This is the season of desire.
“O, that you would tear open the heavens and come down!” —that’s how the church year begins. “O, that you would tear open the heavens!” Like a child tearing wrapping paper on Christmas morning to get at the gift beneath. “O come, O come Emmanuel… Come, Wisdom, Come, Desire of nations…” We need you.
It’s a hard thing to admit.
But this is how we begin anew, with this cry from the depths, a cry of raw longing for the One who is both with us and beyond us. Source of our helpless yearning, and its answer.
Interesting, isn’t it, the way our culture transmutes that longing every year into craving for more stuff? Is it the invitation into Love’s mystery that sets off this frenzy of consuming within us and around us—blazing lights, frantic busyness, crowds, displays, loudspeakers to muffle our misgivings in the same sentimental tunes… and enthroned amidst it all, the jolly god of having and wanting, clad in red, drawing us in, claiming our hearts, promising to satisfy our emptiness once and for all…
Meanwhile, off to the side, the child lies in the manger—empty-handed, naked, helpless, homeless, and in need. He brings no host present because he is the gift, wrapped in torn strips of cloth. The gift and the giver both. The immeasurable longing, and its answer. What is his desire for us? What cry from his depths is trying to make itself heard through the honking horns and the 97th repetition of “All I Want for Christmas Is You”?
Or maybe that is the cry.
Whose desire is for whom, at Christmas time? Is it our desire for God, or God’s for us?
This Advent season, instead of the usual word of one or two syllables, my prayer in meditation is this: “You are the desire of my heart.”
You, and not my cravings or my anxiety or my resentments or my sense of responsibility or my lurking shame or my need to please or even my insatiable need to understand…

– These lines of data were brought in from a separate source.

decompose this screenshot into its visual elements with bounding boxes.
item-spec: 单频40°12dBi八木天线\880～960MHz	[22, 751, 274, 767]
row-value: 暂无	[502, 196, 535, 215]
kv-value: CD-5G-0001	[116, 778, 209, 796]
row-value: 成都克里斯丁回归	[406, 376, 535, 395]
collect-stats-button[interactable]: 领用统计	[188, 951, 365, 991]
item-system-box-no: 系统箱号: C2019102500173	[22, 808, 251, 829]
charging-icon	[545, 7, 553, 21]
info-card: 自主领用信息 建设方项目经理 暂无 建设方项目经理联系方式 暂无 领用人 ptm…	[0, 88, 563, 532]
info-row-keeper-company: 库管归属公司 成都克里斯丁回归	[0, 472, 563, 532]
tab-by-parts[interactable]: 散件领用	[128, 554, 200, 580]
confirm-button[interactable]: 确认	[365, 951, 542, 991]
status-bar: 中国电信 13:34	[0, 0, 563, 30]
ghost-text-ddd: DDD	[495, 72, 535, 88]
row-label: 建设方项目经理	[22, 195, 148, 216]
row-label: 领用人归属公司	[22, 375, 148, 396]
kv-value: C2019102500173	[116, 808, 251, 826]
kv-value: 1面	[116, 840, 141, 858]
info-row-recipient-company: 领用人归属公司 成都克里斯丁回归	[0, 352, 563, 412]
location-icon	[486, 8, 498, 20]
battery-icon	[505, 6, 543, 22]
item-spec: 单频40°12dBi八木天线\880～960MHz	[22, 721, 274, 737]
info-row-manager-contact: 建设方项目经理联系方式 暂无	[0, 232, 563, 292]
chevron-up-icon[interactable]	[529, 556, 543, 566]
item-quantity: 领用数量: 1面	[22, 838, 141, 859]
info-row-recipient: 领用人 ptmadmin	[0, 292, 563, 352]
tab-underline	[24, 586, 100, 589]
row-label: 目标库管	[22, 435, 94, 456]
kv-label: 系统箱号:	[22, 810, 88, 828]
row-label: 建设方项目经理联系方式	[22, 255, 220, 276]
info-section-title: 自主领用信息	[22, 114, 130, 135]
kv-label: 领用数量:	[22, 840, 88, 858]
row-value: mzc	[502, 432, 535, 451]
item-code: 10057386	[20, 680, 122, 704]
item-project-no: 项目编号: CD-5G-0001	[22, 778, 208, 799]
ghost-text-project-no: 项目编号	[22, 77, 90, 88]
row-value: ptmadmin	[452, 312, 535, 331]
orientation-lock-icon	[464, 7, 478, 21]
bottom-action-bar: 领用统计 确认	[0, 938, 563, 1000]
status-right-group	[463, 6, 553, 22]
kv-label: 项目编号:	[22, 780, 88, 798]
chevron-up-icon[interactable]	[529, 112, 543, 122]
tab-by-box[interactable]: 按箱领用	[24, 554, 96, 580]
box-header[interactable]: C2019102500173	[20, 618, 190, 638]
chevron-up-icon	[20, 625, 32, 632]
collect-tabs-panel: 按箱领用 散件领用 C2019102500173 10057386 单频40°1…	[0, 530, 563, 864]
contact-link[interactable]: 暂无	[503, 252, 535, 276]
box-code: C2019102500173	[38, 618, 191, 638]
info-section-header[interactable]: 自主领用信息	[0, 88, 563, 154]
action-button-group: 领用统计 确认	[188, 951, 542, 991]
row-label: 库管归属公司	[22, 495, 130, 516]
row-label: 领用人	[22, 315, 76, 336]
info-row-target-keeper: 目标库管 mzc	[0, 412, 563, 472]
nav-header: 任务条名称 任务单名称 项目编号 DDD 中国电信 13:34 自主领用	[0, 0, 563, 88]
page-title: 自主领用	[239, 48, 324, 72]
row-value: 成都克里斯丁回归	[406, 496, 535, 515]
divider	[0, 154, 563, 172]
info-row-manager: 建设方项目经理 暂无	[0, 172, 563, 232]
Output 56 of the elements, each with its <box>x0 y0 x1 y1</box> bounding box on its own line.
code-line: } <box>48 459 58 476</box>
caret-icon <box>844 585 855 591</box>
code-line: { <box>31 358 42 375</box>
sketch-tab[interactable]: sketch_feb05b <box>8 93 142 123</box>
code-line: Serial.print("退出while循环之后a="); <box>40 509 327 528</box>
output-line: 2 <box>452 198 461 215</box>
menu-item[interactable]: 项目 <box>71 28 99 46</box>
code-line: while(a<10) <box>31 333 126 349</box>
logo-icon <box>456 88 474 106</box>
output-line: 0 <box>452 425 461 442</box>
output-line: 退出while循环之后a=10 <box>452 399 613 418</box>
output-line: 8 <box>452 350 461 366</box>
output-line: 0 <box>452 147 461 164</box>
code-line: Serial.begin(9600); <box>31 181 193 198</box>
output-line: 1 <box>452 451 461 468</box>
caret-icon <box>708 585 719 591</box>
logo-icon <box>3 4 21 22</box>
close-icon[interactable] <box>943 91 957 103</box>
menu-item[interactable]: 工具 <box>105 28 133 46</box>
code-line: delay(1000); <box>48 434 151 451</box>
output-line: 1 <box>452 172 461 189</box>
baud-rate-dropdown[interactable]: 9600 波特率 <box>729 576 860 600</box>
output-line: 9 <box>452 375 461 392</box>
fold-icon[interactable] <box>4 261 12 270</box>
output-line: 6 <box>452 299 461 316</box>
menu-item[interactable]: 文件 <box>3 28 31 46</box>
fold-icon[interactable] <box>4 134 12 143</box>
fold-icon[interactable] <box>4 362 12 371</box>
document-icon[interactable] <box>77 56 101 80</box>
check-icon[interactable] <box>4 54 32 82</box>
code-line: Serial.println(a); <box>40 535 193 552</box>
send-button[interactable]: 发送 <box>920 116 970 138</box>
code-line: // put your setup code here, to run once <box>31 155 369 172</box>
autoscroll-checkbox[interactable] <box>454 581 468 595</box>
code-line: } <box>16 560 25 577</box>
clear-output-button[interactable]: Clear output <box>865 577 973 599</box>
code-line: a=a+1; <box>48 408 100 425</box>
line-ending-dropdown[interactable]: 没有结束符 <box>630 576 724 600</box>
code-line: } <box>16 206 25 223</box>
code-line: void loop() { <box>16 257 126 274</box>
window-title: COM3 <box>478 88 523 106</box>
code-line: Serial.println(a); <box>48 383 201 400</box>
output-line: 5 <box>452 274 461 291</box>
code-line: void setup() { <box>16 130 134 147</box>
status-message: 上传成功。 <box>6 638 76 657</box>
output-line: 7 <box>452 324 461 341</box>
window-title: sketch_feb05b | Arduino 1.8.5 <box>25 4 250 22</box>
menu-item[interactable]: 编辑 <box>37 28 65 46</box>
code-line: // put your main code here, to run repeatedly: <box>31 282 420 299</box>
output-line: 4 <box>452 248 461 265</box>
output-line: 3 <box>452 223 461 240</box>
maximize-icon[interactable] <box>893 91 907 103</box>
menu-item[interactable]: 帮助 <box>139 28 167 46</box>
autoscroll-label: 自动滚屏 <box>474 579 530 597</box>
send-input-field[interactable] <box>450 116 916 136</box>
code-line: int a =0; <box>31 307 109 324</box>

You are the desire of my heart.
Sometimes it is me saying it to Jesus. Sometimes it is Jesus saying it to me: You are the desire of my heart... not your dotted i's or crossed t's, not your oh-so-consciencious behavior or your guilt or your anxiety about letting me down or how nice a person you're able to be today, but you. You are the desire of my heart.
Really.
Come, Emmanuel, God with us. Come, desire of our hearts.